Goldman Sachs' mistake and the man who made $100m
When Goldman Sachs announced its acquisition of wealth management fintech United Capital for $750m (cash) in 2019, CEO David Solomon was feeling pretty bullish. - United Capital would "help accelerate" Goldman's wealth management strategy, he declared. Four years later, Solomon is tacitly admitting he made a mistake: Goldman said today that it's exploring a sale of United Capital as it evaluates its personal financial management business.
While Goldman's share price is down over 1% as a result of its change of heart and Solomon is lambasted for his strategic errors, Joe Duran - the man who founded and sold United Capital, is doing just fine.
Duran, who is an avid practitioner of yoga and who worked his way up from minimum wage jobs, netted an alleged $75m-$150m from Goldman's purchase of United Capital four years ago. Initially, Goldman also hired him as a partner (on a presumed $950k salary), but Duran left the firm in February '23 after the integration of the two firms was declared complete. When he quit, Duran was due to stay on at Goldman as a consultant, but only last week he announced that he's busy raising money for a new business venture in the registered investment advisor space.
Duran, who describes himself as a serial entrepreneur, has presumably spent the past few months with his wife and daughters, living off the money he made from Goldman Sachs.

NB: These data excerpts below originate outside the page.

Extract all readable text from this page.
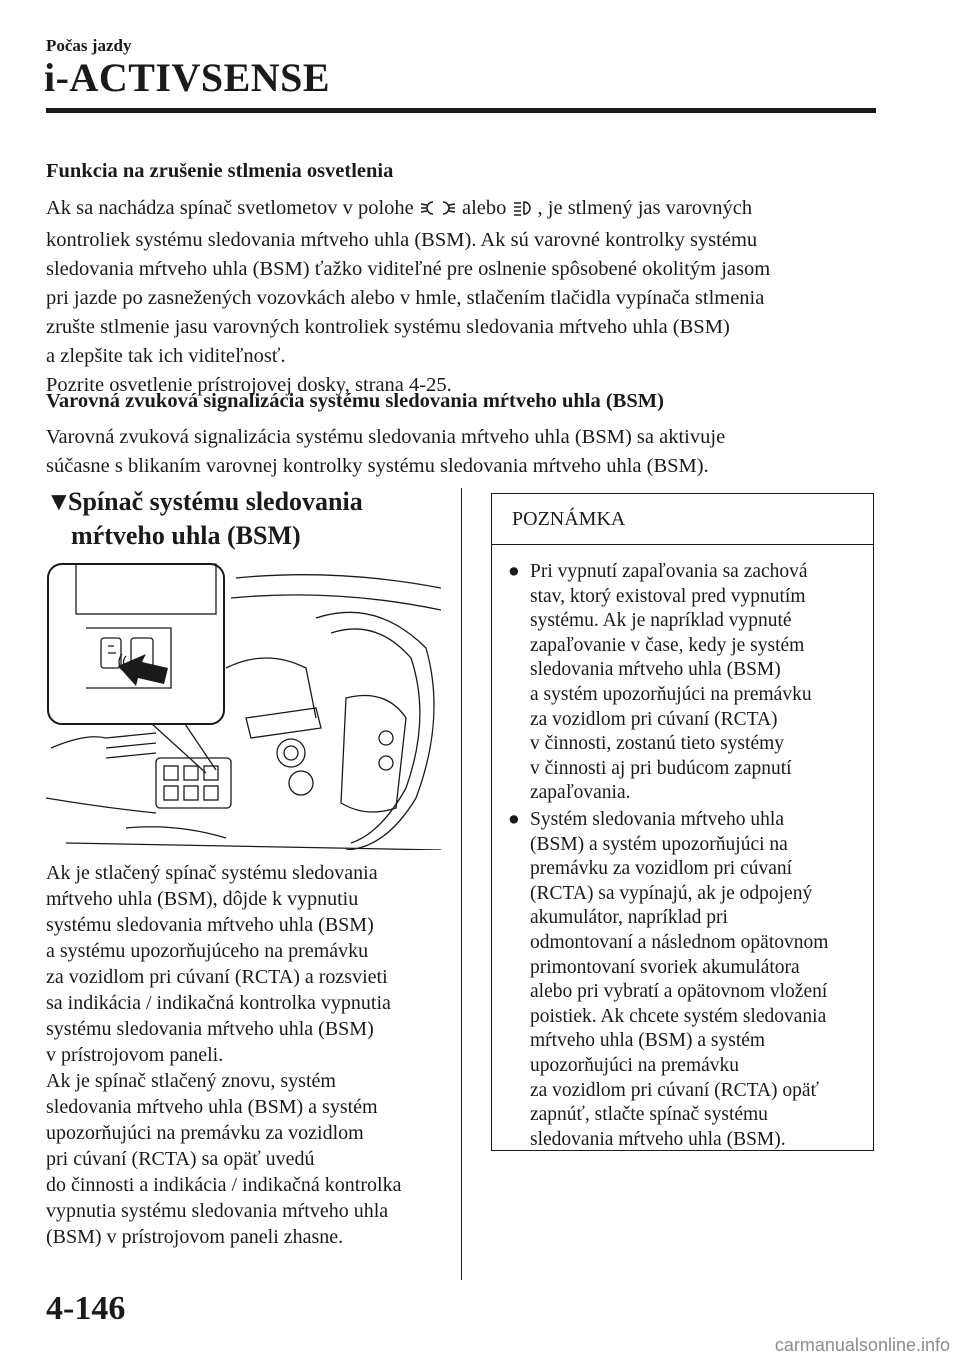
Počas jazdy
i-ACTIVSENSE
Funkcia na zrušenie stlmenia osvetlenia
Ak sa nachádza spínač svetlometov v polohe  alebo , je stlmený jas varovných
kontroliek systému sledovania mŕtveho uhla (BSM). Ak sú varovné kontrolky systému
sledovania mŕtveho uhla (BSM) ťažko viditeľné pre oslnenie spôsobené okolitým jasom
pri jazde po zasnežených vozovkách alebo v hmle, stlačením tlačidla vypínača stlmenia
zrušte stlmenie jasu varovných kontroliek systému sledovania mŕtveho uhla (BSM)
a zlepšite tak ich viditeľnosť.
Pozrite osvetlenie prístrojovej dosky, strana 4-25.
Varovná zvuková signalizácia systému sledovania mŕtveho uhla (BSM)
Varovná zvuková signalizácia systému sledovania mŕtveho uhla (BSM) sa aktivuje
súčasne s blikaním varovnej kontrolky systému sledovania mŕtveho uhla (BSM).
▼Spínač systému sledovania
mŕtveho uhla (BSM)
Ak je stlačený spínač systému sledovania
mŕtveho uhla (BSM), dôjde k vypnutiu
systému sledovania mŕtveho uhla (BSM)
a systému upozorňujúceho na premávku
za vozidlom pri cúvaní (RCTA) a rozsvieti
sa indikácia / indikačná kontrolka vypnutia
systému sledovania mŕtveho uhla (BSM)
v prístrojovom paneli.
Ak je spínač stlačený znovu, systém
sledovania mŕtveho uhla (BSM) a systém
upozorňujúci na premávku za vozidlom
pri cúvaní (RCTA) sa opäť uvedú
do činnosti a indikácia / indikačná kontrolka
vypnutia systému sledovania mŕtveho uhla
(BSM) v prístrojovom paneli zhasne.
POZNÁMKA
● Pri vypnutí zapaľovania sa zachová
stav, ktorý existoval pred vypnutím
systému. Ak je napríklad vypnuté
zapaľovanie v čase, kedy je systém
sledovania mŕtveho uhla (BSM)
a systém upozorňujúci na premávku
za vozidlom pri cúvaní (RCTA)
v činnosti, zostanú tieto systémy
v činnosti aj pri budúcom zapnutí
zapaľovania.
● Systém sledovania mŕtveho uhla
(BSM) a systém upozorňujúci na
premávku za vozidlom pri cúvaní
(RCTA) sa vypínajú, ak je odpojený
akumulátor, napríklad pri
odmontovaní a následnom opätovnom
primontovaní svoriek akumulátora
alebo pri vybratí a opätovnom vložení
poistiek. Ak chcete systém sledovania
mŕtveho uhla (BSM) a systém
upozorňujúci na premávku
za vozidlom pri cúvaní (RCTA) opäť
zapnúť, stlačte spínač systému
sledovania mŕtveho uhla (BSM).
4-146
carmanualsonline.info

Meanwhile, it's not clear whether Goldman Sachs faces a writedown on its $750m United Capital investment. The firm already took a $504m writedown on the Greensky home loan business it bought for a $2.2bn stock deal in 2021, and which it's also trying to sell on again. While Goldman employees suffer through the share price, the best way to make money at Goldman in recent years seems to have been to concoct a consumer finance company and pitch it to the executive team.